Pour moi, le français restera longtemps la langue du dehors, de l’école, de la littérature, délices... Dans la langue du dedans, le catalan se retire peu à peu, comme une mer, mais jamais complètement, marée laissant des coquillages et des verres polis, les berceuses bien sûr, et des mots que l’on gardera parce qu’ils SONT la chose qu’ils désignent, bien mieux qu’en français qui n’en donnera jamais que la traduction savante: la truita, la samarreta, être maréjée14 résistent toujours. La langue de la réserve -les indiens encore- réserve de nourriture aussi pour l’entre-soi, notre délectable français/catalan de cuisine.

Autrefois: «Ma langue maternelle n’est pas celle de ma mère. Elle m’en est d’autant plus chère. Elle n’est qu’à moi».

Aujourd’hui: «je sais que ma langue est une conquête -celle de mes parents d’abord- et qu’elle est une patrie. Je le sais doublement: comme ‘théâtreuse’ et fille d’étrangers».

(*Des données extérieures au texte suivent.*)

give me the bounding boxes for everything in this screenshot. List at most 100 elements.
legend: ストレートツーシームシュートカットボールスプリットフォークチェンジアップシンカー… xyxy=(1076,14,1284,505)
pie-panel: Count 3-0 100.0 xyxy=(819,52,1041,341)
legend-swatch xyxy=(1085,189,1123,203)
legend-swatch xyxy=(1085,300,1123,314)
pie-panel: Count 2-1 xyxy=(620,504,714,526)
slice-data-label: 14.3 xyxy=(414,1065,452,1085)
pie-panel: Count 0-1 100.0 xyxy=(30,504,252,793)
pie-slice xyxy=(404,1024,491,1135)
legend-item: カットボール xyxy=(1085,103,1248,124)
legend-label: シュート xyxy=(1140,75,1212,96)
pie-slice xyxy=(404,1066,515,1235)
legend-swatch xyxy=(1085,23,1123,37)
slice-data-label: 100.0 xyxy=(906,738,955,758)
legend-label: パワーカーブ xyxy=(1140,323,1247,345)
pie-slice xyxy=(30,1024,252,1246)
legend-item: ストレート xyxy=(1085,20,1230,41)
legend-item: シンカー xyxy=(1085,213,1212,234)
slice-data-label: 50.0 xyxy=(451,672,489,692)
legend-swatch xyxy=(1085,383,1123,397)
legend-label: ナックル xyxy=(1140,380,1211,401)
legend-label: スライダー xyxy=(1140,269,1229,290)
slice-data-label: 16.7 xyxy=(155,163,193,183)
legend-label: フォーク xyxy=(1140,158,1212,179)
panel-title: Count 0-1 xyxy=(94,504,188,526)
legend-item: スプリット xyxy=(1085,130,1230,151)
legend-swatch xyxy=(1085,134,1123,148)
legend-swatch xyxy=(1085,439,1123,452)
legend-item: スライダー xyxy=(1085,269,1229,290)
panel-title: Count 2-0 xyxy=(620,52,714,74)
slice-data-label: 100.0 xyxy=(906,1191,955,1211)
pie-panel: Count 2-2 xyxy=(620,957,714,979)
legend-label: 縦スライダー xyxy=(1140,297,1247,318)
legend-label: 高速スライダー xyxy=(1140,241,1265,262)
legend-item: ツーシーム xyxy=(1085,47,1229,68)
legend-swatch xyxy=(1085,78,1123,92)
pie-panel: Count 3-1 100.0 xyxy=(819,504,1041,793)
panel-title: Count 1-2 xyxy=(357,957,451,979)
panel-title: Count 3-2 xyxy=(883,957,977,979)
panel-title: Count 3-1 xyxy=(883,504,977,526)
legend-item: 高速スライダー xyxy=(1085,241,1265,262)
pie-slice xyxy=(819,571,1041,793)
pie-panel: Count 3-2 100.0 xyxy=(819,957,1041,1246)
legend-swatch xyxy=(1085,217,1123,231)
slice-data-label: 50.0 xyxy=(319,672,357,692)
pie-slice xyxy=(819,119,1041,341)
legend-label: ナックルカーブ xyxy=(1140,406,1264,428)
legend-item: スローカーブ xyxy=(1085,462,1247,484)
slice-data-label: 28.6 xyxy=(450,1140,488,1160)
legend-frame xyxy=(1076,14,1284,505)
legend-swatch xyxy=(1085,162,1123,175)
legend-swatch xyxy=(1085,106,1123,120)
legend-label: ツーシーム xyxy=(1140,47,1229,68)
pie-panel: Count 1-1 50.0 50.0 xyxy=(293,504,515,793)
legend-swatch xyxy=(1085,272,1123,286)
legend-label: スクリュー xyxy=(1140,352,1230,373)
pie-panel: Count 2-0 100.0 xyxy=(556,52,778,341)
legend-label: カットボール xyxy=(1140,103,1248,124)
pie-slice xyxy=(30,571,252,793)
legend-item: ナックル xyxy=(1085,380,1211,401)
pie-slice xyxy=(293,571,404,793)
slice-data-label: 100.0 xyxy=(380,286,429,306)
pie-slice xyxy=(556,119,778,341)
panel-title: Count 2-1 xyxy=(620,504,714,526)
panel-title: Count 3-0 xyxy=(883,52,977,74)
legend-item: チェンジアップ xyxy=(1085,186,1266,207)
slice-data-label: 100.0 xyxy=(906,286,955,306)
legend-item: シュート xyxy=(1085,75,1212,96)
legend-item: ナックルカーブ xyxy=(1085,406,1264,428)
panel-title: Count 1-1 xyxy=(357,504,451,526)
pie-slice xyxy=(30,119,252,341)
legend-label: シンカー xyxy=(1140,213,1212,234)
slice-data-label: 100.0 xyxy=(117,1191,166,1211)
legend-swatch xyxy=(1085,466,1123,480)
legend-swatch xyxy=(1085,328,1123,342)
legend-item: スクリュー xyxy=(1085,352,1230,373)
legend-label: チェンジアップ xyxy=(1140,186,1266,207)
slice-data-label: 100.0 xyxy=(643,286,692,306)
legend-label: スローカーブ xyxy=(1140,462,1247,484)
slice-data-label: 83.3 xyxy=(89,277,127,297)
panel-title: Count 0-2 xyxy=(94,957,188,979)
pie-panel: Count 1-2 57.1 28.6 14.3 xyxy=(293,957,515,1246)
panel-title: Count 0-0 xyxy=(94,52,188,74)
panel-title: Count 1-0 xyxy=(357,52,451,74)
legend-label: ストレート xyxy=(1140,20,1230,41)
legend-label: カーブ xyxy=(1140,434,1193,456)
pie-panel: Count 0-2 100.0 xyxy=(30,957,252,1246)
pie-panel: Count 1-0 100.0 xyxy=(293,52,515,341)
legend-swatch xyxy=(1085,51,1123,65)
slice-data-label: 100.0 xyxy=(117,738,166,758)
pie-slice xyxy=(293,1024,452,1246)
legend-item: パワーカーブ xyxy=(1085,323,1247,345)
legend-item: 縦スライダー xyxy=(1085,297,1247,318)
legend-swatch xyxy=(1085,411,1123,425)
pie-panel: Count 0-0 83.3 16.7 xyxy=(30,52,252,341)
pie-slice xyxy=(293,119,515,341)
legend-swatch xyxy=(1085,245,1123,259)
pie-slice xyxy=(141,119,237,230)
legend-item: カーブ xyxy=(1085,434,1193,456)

Je suis venue au théâtre par un goût de la langue sans doute aiguisé à la double appartenance, mais aussi par une fidélité plus secrète aux causes de l’exil républicain né avec la démocratie grecque, le théâtre est l’art de la Cité, de la communauté et du débat.

Il dit: «L’homme est vivant ici et maintenant et cela ne va pas de soi. Les exilés -qui pourraient être ailleurs et morts- en témoignent. Leurs enfants parfois le jouent».